Shauna Spencer, director of Family Resources, which provides prevention and treatment services in Allegheny and Westmoreland counties agreed that more and better public education should encourage adults to exercise their responsibility, and there should be clear support for adults who report, she said.
Jamie Mesar, who manages the Child Advocacy Center at Children's Hospital of Pittsburgh of UPMC, would like to see more resources for organizations like hers that guide victims through the system. Their interview staff, trained to elicit information without leading questions, pulls together child protective services, law enforcement, victim services and the courts so that a child is interviewed one time rather than repeatedly, which decreases the trauma.
"Organizations that deal with child abuse are looking for money on a daily basis," Ms. Mesar said. Training is an ongoing and sometimes expensive effort, she said. So is community outreach that educates about abuse and lets people know the agencies that can help.
"We don't need to create new programs," she said. "It makes more sense to expand what already exists."
On the front end of prevention, Ms. Palm said, home visiting programs such as Nurse Family Partnerships, get very good results in Allegheny County and across the state. Nurses visit first-time, high-risk mothers to teach them about child development and how to nurture and protect a child.
School-based programs that emphasize healthy development, interaction and relationships are also effective, she said.
Other possibilities would be working with children's programs such as the now-defunct Second Mile, founded by Mr. Sandusky whose predation went undetected for years, so they know what to look for inside their own ranks.
"Organizations that deal directly with children need to limit one-on-one interaction between adults and children," Ms. Palm said.
She added that they also should look at where a child could be victimized in hidden places where no one will see.

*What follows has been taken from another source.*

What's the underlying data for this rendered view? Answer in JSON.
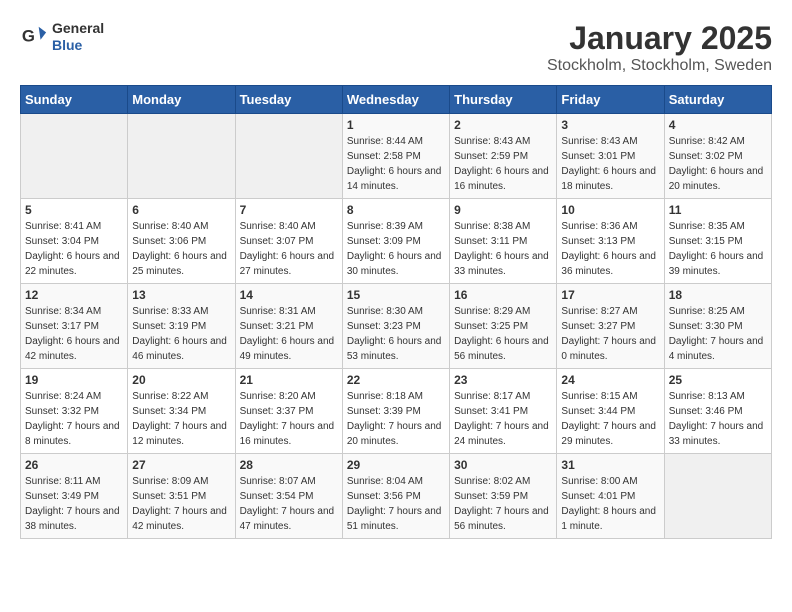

Improved investigation is needed, Ms. Palm said, but might not be the best use of the Penn State dollars because it has to be an ongoing process. More effective would be minimizing the waiting list for child victims who must delay getting needed counseling and therapy because of limited funding.
Also needed is system accountability so that victims and families have somewhere to go when first-line authorities drop the ball.
"Pennsylvania has no independent way to monitor the system," Ms. Palm said. "In 1998, when a mom [of a Sandusky victim] felt the investigation was not effective, she had nowhere else to turn. With or without these dollars, the state needs an independent way to provide quality assurance of the system that deals with child sexual abuse."
She added that the disconnected or silo approach to child services hinders meaningful progress.
"Pennsylvania has a ton of good stuff going on but we're not good at the connector tissue that makes for systemic change."